Forster:(lacht) Er könnte dann gerne bei uns Bass spielen.

"Krone": Das Album sollte auch deinen Gemütszustand wiederspiegeln - wie würdest du ihn selbst beschreiben?
Forster: Ein Album ist immer ein Spiegelbild der letzten zwei Jahre. "Bauch und Kopf" war ein Album mit einen Symphonieorchester und viel Melancholie. "Tape" ist auf jeden Fall heller. Du sprichst hier mit einem Typen, dem in den letzten Jahren total viel unrealistisch Gutes widerfahren ist. Das bewirkt natürlich, dass man selbst ein optimistischer Typ wird und so klingt schließlich das Album. Ich hoffe, das geht so weiter.

"Krone": Also ist die Textzeile "Egal was kommt, es wird gut, sowieso" in "Sowieso" echter Optimismus und kein Zweckoptimismus?
Forster: Auf jeden Fall.
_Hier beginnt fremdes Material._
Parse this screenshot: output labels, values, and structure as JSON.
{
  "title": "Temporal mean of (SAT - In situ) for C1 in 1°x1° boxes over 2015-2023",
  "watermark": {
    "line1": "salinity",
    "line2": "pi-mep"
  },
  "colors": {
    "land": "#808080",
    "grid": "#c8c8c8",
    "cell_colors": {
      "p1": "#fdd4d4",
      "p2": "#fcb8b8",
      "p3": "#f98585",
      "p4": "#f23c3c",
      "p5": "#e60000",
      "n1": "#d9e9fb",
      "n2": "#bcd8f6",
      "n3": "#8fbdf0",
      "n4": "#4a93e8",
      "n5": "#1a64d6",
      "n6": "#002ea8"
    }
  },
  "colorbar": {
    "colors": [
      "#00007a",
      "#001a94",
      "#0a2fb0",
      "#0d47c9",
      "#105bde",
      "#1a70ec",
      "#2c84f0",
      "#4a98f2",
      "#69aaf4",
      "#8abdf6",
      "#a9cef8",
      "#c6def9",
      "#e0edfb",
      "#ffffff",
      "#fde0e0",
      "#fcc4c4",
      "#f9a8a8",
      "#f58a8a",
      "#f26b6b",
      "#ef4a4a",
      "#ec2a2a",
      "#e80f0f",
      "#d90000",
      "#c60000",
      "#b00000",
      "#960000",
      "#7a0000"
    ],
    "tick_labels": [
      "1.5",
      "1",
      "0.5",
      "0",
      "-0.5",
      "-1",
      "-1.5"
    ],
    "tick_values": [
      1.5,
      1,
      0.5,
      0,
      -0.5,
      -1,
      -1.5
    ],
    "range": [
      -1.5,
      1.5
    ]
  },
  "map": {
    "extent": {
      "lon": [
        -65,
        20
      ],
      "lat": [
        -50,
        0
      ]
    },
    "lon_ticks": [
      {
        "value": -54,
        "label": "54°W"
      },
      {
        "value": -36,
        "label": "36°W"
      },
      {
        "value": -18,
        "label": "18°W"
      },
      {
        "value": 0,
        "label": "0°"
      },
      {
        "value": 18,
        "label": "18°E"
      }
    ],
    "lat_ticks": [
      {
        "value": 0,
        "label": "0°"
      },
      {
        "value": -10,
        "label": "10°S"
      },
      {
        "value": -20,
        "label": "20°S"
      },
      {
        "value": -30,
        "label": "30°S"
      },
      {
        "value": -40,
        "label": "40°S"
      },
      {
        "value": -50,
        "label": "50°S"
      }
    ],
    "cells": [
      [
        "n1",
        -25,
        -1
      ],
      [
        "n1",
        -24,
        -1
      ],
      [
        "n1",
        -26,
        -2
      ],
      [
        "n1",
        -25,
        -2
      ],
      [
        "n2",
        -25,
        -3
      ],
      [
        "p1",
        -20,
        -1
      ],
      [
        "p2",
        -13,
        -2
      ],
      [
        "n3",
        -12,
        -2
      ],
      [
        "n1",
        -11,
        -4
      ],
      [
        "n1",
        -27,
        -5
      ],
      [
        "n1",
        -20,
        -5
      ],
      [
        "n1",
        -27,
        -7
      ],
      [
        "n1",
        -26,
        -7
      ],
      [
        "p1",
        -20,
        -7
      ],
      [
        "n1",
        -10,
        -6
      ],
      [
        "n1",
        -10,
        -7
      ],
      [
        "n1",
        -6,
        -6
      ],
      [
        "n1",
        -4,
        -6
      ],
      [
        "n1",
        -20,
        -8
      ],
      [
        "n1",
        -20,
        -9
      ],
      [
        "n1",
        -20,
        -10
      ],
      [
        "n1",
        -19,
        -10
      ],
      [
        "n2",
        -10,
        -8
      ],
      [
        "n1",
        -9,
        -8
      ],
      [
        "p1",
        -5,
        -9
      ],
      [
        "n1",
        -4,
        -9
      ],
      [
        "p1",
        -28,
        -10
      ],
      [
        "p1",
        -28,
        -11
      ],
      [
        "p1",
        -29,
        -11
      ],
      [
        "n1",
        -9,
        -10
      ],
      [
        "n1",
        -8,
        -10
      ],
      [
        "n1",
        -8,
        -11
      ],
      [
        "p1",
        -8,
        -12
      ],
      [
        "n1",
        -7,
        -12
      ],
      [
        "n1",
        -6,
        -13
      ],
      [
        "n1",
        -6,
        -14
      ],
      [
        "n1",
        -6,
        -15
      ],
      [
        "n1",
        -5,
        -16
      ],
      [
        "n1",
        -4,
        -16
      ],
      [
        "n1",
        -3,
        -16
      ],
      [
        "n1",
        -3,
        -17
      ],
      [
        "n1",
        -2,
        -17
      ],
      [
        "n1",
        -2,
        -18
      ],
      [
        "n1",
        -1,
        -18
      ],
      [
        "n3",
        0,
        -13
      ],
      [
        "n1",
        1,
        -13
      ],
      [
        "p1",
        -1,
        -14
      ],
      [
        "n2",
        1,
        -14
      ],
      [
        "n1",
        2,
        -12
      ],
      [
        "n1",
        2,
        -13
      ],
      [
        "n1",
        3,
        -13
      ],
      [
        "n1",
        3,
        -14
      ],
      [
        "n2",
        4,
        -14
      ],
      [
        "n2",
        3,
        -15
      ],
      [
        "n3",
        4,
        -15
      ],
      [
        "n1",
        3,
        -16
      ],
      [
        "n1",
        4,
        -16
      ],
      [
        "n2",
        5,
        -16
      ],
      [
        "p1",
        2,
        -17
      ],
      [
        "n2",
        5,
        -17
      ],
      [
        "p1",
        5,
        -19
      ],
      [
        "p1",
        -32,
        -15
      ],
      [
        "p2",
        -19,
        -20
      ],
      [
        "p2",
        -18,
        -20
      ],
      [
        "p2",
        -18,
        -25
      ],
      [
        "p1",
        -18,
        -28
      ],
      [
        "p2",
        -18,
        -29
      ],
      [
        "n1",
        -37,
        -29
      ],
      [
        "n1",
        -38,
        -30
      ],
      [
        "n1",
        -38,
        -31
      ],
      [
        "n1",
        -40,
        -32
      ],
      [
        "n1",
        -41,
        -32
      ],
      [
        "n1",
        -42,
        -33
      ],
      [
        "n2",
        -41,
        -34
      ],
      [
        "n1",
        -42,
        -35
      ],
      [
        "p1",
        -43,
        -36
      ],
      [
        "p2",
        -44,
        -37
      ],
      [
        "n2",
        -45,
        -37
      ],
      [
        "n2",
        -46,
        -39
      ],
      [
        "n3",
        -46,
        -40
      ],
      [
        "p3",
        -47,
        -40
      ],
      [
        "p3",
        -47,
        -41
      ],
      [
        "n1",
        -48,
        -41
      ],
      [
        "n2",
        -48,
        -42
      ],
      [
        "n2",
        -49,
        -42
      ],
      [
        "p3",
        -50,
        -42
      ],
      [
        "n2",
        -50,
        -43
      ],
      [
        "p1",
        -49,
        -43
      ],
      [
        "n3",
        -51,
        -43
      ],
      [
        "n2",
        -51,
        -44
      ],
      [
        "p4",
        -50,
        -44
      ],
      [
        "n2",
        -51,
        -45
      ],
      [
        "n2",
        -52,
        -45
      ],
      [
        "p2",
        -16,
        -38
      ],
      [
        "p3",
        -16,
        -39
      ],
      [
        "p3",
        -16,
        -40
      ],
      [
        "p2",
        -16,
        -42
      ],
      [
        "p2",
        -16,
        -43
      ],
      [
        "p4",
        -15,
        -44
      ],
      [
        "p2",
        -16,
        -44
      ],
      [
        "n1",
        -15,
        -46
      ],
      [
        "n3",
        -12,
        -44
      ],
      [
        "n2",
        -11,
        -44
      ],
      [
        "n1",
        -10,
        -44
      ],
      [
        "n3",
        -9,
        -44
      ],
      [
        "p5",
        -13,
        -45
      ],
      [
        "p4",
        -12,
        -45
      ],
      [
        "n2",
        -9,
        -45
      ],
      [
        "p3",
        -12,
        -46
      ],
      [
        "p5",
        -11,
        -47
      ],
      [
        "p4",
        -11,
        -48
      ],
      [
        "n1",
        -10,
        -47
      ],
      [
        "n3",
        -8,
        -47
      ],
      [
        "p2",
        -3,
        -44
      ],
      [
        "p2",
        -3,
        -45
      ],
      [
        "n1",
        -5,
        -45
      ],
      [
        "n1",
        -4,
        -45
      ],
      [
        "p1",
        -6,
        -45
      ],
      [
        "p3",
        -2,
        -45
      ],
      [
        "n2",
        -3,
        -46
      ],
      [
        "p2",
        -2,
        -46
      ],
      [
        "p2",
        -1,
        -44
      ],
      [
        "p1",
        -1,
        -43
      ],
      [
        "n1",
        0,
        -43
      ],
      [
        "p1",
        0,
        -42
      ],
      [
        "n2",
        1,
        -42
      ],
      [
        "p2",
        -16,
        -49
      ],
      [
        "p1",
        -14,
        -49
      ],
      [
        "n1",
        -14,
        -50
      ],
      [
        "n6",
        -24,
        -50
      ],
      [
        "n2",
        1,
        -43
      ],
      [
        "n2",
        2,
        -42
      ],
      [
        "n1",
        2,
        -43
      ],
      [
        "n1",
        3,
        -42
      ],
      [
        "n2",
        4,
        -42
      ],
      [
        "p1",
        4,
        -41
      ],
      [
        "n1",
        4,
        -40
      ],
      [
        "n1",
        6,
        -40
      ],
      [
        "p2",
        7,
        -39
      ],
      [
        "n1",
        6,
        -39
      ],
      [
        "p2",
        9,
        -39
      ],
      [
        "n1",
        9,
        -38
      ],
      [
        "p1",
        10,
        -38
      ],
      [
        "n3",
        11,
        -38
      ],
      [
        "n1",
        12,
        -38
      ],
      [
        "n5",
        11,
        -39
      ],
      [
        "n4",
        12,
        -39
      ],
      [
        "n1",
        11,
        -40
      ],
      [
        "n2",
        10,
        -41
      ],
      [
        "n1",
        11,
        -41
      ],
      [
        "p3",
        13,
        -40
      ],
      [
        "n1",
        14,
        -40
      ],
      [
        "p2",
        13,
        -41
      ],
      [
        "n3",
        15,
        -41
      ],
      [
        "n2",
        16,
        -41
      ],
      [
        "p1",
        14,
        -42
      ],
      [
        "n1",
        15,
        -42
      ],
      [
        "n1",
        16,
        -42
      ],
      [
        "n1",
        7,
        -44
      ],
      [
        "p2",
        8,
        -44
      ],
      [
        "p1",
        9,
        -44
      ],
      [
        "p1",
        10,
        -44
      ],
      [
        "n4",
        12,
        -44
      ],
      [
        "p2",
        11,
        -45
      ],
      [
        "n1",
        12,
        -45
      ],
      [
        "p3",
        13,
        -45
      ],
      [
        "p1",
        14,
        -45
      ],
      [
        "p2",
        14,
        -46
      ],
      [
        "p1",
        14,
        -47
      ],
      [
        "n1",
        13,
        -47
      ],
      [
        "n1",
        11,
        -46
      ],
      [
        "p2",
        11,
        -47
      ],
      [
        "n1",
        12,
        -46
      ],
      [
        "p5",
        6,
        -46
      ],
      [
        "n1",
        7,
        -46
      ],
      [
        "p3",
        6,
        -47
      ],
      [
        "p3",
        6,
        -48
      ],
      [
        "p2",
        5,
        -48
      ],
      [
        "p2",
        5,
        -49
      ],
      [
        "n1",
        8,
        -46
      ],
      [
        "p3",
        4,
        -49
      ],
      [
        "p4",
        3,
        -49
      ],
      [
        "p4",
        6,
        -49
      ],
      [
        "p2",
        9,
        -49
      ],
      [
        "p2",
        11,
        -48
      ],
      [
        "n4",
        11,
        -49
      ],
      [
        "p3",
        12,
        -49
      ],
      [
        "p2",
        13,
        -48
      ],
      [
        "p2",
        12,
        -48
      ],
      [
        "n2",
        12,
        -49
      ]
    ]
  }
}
Ich bin der Überzeugung, wenn man aufrichtig für eine Sache geht und sich den Hintern aufreißt, dann klappen die Dinge auch.

"Krone": Du lebst derzeit in einer Art Erfolgsblase - hast du Angst, dass die vielleicht einmal durchstochen wird und es nicht mehr so geradlinig weiter nach oben geht?
Forster: Das letzte was ich habe sind Sorgen. Ich bin in der unglaublich großartigen Position, dass ich mich den ganzen Tag mit Musik beschäftigen darf. Schreiben, sie produzieren, üben, sie vorspielen oder darüber sprechen - das ist für mich das, was Erfolg ausmacht. Dass ich nichts anderes daneben machen muss.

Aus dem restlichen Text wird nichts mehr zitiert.